The NSF recently sent out a high performance system solicitation to broaden their range of capabilities and provide a more “inclusive computing environment” for science and engineering, which while closed to new submissions, has opened the door to a few questions.
According to the agency, some of the new problem areas they want to address involve applications “that are extremely data intensive and may not be dominated by floating point operation speed. While a number of the earlier acquisitions have addressed a subset of these issues, the current solicitation emphasizes this even further.”
With NSF-funded systems like Blue Waters and Stampede up and running, the agency says that there are other needs the scientific community has expressed, particularly as they relate to solving data-intensive challenges. Although this is not to say that they’ve turned a blind eye to hyper-performance systems, the solicitation makes little mention of what similar solicitations yielded when they decided on systems like Stampede, for instance,
In other words, we gave your FLOPs already, folks. It’s time for something new.
Among the elements that the NSF has deemed worthy of funding are:
- Complement existing XD capabilities with new types of computational resources attuned to less traditional computational science communities;
- Incorporate innovative and reliable services within the HPC environment to deal with complex and dynamic workflows that contribute significantly to the advancement of science and are difficult to achieve within XD;
- Facilitate transition from local to national environments via the use of virtual machines;
- Introduce highly useable and cost efficient cloud computing capabilities into XD to meet national scale requirements for new modes of computationally intensive scientific research;
- Expand the range of data intensive and/or computationally-challenging science and engineering applications that can be tackled with current XD resources;
- Provide reliable approaches to scientific communities needing a high-throughput capability:
- Provide a useful interactive environment for users needing to develop and debug codes using hundreds of cores or for scientific workflows/gateways requiring highly responsive computation;
- Deal effectively with scientific applications needing a few hundred to a few thousand cores;
- Efficiently provide a high degree of stability and usability by January, 2015
To better understand how these “big data” driven needs intersect with other large-scale computing initiatives, including exascale ambitions, we talked with Barry Schneider and Irene Qualters, both program directors in the division of advanced cyberinfrastructure in the computer and information scinces directorate.

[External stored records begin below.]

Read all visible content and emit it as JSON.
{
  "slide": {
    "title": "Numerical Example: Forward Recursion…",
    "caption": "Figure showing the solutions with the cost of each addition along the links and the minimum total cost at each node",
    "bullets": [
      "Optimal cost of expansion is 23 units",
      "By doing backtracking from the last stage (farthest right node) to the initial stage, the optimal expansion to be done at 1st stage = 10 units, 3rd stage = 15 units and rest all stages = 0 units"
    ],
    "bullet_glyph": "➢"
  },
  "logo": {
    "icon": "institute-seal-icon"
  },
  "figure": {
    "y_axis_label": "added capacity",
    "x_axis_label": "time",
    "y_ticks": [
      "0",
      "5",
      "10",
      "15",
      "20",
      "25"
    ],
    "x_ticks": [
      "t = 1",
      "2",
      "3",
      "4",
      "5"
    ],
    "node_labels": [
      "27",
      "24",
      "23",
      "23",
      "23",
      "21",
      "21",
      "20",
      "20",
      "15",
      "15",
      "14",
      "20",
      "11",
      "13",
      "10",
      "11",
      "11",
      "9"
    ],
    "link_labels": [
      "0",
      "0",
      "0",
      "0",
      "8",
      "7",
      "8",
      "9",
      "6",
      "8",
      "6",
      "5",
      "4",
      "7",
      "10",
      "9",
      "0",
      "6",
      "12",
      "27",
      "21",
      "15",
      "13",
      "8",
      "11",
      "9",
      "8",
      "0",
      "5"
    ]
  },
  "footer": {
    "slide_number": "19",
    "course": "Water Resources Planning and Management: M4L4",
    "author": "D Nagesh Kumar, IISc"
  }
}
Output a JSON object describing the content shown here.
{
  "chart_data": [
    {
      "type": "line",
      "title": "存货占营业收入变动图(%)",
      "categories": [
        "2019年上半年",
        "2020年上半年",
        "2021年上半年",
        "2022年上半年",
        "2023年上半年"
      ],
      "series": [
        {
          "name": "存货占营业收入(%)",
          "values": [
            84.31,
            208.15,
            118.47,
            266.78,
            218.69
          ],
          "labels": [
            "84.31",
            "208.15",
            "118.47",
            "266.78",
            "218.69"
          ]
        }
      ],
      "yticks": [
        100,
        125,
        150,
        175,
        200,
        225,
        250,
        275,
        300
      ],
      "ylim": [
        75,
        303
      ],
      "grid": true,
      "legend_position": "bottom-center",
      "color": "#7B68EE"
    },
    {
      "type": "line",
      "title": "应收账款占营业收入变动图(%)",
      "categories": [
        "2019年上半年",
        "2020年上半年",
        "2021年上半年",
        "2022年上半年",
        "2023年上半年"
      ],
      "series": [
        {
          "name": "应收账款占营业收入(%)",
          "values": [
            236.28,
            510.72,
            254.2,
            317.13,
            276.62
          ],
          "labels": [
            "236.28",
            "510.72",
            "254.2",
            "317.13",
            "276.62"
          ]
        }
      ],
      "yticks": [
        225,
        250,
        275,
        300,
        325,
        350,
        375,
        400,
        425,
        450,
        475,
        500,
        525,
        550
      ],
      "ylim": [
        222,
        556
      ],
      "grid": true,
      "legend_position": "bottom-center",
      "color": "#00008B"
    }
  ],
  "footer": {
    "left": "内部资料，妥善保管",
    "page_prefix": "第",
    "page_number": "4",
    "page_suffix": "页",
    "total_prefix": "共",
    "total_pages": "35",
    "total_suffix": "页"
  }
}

The two dealt directly with the acquisitions of Blue Waters, Stampede, Kraken, Gordon, Blacklight, and other research systems. They also work within the XSEDE program to ensure that researchers have access to required computational resources. Qualters says that the NSF has focused on large-scale, high performance systems in the form of Blue Waters and Stampede, “and those are highly usable and fit what people need computationally.” Still, she says, the NSF is not just trying to expand the number of services—they’re trying to broaden the scope of them.
Qualters and Schneider agree that when it comes to pushing funding toward exascale systems or data-intensive challenges, there is not an either/or distinction since both areas feed different streams of research. However, the NSF has gathered details from user communities about what they require and the broadening array of new scientific instruments (everything from new telescopes to gene sequencers) has yielded a definite call to deal with ever-larger, more diverse, and complex data from across several fields.
“We have been interested in data-intensive for quite some time and that focus is there but we’re also recognizing that new communities are having diff computational needs based on the types of research they’re involved with—this could data-intensive tools or just an expansion of visualization capability, for instance. We want to make sure that they have the cyberinfratructure to do so and do it at a national level,” said Qualters.
Schneider explained that it would send the wrong message to send if it came across that this solicitation was a purely data-intensive call since his team is looking for a balanced set of resources for XSEDE projects and researchers who have stretched the current capabilities of their university machines. However, he said that research groups need to have access to other resources, including everything from virtual machines to new hardware and software tools to allow them to make use of broadening data types and volumes.
“Not everyone needs 100,000 cores,” Schneider said. Most of the researchers they work with via XSEDE and the systems that form its backbone are simply looking for the most efficient way to get their science on the table. He noted that for now the focus is on these new hardware and software tools to support the new needs, but there is nothing preventing them from switching course in two years and funding another system to trump Blue Waters or Stampede. It’s all about what the community tells them is needed, he stressed.
To arrive at the priorities included in their goals for data, software, campus bridging, security and education within the larger computational and data-driven science and engineering, the NSF gathers input from their own internal experts and six task force committees dedicated to specific areas. Last February, the NSF released their vision for the next generation of advanced computing infrastructure for science and engineering, the goal of which was to ensure that research communities had access to the needed computational resources to move forward.
This set of principles guides their funding course for the current cycle and while exascale projects are nowhere in sight, there are some unique technologies that are finally getting a chance to shine. As for exascale in general, Qualters says that for the NSF, it’s not a matter of if, it’s a question of how and when. She emphasized the belief that there is a big difference between what her agency sees as exascale and what the benchmarks show are different—but reiterated that funding decisions won’t be an question of choosing exascale over “big data” science, it will be a decision based on what the research community needs at the time and what is practical for real-world applications.